Equilibria in Ordinal Games: A Framework based on Possibility Theory.

Equilibria in Ordinal Games: A Framework based on Possibility Theory.

Nahla Ben Amor, Helene Fargier, Régis Sabbadin

Proceedings of the Twenty-Sixth International Joint Conference on Artificial Intelligence
Main track. Pages 105-111. https://doi.org/10.24963/ijcai.2017/16

The present paper proposes the first definition of mixed equilibrium for ordinal games. This definition naturally extends possibilistic (single agent) decision theory. This allows us to provide a unifying view of single and multi-agent qualitative decision theory.
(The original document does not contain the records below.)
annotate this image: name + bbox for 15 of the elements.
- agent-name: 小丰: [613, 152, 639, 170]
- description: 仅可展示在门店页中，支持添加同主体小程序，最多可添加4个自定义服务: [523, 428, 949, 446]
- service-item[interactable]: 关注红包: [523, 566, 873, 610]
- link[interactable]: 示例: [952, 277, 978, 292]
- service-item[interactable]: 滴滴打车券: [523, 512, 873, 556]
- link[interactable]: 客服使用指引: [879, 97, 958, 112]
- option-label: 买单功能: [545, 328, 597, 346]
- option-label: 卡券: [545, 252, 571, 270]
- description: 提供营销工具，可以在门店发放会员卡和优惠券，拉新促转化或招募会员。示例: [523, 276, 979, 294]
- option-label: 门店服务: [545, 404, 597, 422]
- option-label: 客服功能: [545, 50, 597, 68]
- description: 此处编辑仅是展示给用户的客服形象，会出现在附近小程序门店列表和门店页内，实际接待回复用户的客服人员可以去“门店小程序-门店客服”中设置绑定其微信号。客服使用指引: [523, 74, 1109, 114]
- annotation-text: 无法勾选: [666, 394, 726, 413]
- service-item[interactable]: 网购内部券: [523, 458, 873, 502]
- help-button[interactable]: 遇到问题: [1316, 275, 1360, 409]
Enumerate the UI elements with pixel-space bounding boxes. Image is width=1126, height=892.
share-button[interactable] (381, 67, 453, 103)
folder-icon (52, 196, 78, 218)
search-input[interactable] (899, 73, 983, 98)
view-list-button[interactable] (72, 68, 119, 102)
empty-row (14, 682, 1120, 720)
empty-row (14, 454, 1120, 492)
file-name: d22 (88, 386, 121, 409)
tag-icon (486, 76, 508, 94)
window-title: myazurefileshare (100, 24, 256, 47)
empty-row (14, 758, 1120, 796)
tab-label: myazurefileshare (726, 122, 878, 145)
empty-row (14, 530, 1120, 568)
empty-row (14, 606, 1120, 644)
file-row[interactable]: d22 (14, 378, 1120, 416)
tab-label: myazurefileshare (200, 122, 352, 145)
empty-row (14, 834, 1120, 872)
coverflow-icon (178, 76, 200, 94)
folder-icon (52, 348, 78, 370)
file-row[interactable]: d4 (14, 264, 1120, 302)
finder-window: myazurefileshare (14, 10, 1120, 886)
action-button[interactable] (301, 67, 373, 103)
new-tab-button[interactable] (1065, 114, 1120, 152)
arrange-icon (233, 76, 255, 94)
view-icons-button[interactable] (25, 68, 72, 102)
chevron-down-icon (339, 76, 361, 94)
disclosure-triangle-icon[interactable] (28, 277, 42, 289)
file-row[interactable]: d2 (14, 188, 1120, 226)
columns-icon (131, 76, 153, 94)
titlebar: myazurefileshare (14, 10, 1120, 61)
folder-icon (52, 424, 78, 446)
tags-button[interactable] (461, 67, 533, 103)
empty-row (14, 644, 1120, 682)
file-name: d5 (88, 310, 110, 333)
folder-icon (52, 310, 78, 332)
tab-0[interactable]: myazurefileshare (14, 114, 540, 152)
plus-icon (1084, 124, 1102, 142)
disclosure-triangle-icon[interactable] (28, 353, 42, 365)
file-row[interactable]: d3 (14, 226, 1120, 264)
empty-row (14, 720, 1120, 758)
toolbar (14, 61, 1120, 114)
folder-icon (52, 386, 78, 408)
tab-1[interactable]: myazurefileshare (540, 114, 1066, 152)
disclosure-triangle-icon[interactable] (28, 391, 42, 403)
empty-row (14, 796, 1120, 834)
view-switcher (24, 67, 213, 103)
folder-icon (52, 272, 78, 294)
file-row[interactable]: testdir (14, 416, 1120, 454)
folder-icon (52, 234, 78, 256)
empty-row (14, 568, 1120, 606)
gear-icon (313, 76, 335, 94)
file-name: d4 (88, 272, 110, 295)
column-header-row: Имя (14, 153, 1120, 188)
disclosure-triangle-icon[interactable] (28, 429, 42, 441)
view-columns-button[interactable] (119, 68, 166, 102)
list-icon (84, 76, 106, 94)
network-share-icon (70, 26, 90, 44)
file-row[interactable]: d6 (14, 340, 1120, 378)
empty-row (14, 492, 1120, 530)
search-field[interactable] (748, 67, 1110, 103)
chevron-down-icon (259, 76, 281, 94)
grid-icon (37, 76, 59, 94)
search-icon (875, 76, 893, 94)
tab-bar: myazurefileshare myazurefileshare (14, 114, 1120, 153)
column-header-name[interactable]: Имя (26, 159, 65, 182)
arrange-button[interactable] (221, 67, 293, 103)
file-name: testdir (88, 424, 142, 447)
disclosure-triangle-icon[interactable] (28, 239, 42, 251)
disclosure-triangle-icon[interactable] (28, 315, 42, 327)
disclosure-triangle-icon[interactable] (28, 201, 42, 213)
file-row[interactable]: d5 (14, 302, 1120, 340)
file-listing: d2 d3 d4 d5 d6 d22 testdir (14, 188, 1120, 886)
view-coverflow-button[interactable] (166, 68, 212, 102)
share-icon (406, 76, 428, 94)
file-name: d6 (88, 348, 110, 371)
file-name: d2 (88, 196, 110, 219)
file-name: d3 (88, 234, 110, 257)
Our first contribution is to show that ordinal games always admit a possibilistic mixed equilibrium, which can be seen as a qualitative counterpart to mixed (probabilistic) equilibrium.Then, we show that a possibilistic mixed equilibrium can be computed in polynomial time (wrt the size of the game), which contrasts with pure Nash or mixed probabilistic equilibrium computation in cardinal game theory.The definition we propose is thus operational in two ways: (i) it tackles the case when no pure Nash equilibrium exists in an ordinal game; and (ii) it allows an efficient computation of a mixed equilibrium.
Keywords:
Agent-based and Multi-agent Systems: Noncooperative Games
Uncertainty in AI: Uncertainty in AI